California cities cut water use 13.5% in April

Sammy Roth
The (Palm Springs) Desert Sun
Sprinklers water grass at a home in Bermuda Dunes, Calif. on April 11, 2015.

A new report on California's water use shows some progress reducing use in the drought-parched state, helped in part by a wetter and colder April.

California cities and towns used 13.5% less water in April 2015 than they did in April 2013, said the State Water Resources Control Board on Tuesday. Over the last 11 months, use dropped 9%.

Water conservation rose in April, helped by a late chill. But don't expect those conditions to last, said a state water representative.

"What little snow accumulated through April, we lost that in the month of May," John Lehigh, who oversees operations for the State Water Project, said at Tuesday's meeting. "There is no runoff from snowpack at this point, basically."

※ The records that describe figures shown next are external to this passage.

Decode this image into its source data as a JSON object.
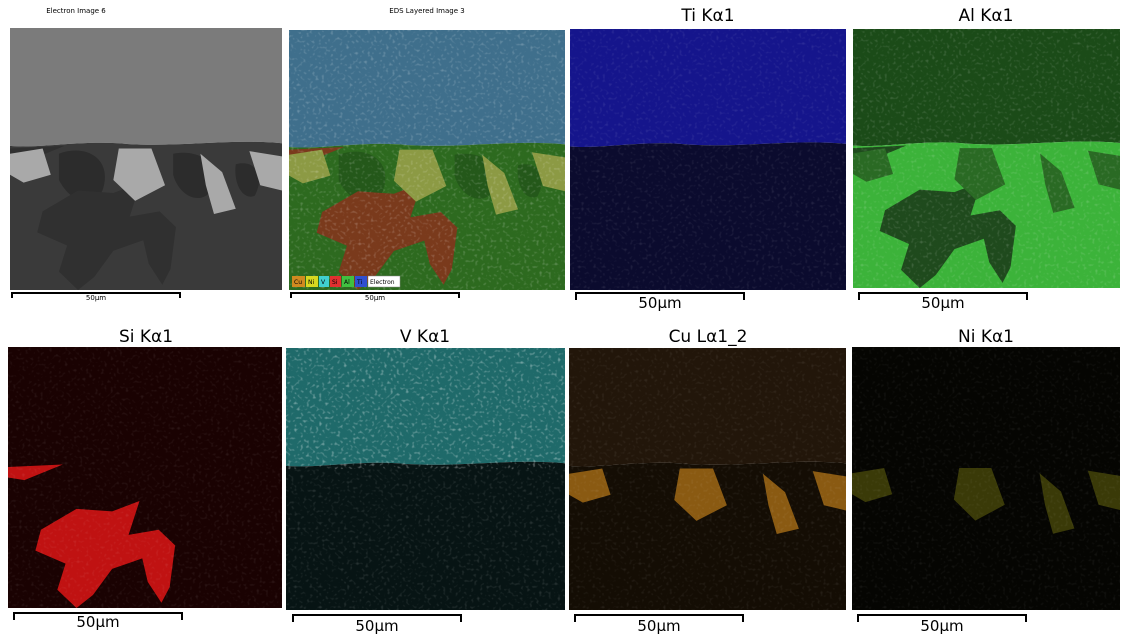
{
  "panels": [
    {
      "title": "Electron Image 6",
      "scale": "50µm"
    },
    {
      "title": "EDS Layered Image 3",
      "scale": "50µm"
    },
    {
      "title": "Ti Kα1",
      "scale": "50µm"
    },
    {
      "title": "Al Kα1",
      "scale": "50µm"
    },
    {
      "title": "Si Kα1",
      "scale": "50µm"
    },
    {
      "title": "V Kα1",
      "scale": "50µm"
    },
    {
      "title": "Cu Lα1_2",
      "scale": "50µm"
    },
    {
      "title": "Ni Kα1",
      "scale": "50µm"
    }
  ],
  "legend": [
    "Cu",
    "Ni",
    "V",
    "Si",
    "Al",
    "Ti",
    "Electron"
  ]
}
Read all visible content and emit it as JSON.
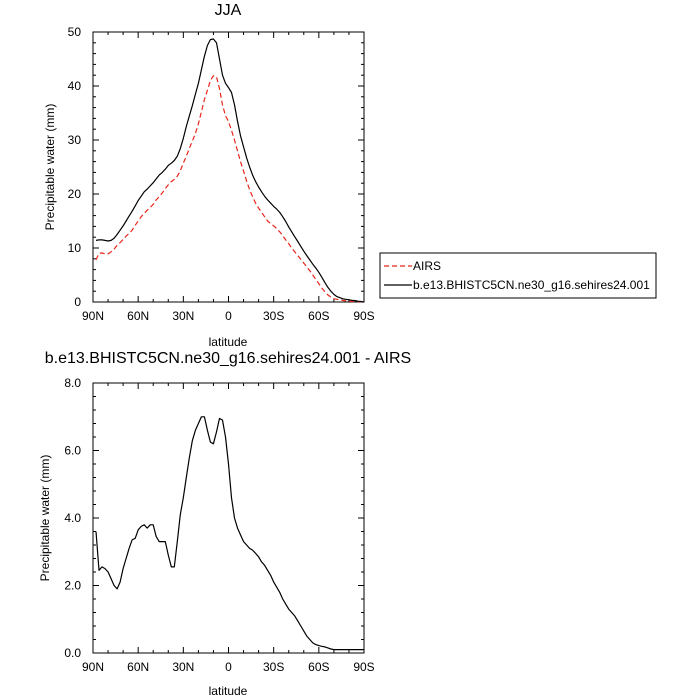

Calif. Gov. Jerry Brown has ordered cities and towns to use 25% less water than they did in 2013, starting this month. In areas where per-capita water use is highest — including much of the Southern California desert Coachella Valley — residents are being told to cut water use by 36%.

The fact that April 2015 was slightly wetter and slightly cooler than April 2013 accounts for some of the reductions, officials said at Tuesday's meeting. But Californians have also worked hard to cut back, they said.

"Anecdotally, I think it's real effort," said Max Gomberg, a senior environmental scientist with the water board. "When they saw the governor out on that dry meadow, and saw what was in the executive order, they realized it was time to start stepping up."

Spurred by a record-low snowpack in the Sierra Nevada, Brown announced California's first-ever mandatory water cutbacks April 1. Standing in a field that would usually be covered in snow, Brown argued the state's historic drought requires residents to fundamentally rethink how we use water.

To meet Brown's overall 25% mandate, the state water board is requiring different water agencies to cut back by different amounts, depending on how much water their customers use.

Brown's mandatory cutbacks didn't take effect until June 1, so water agencies still have time to convince customers to cut back before the agencies risk state fines as high as $10,000.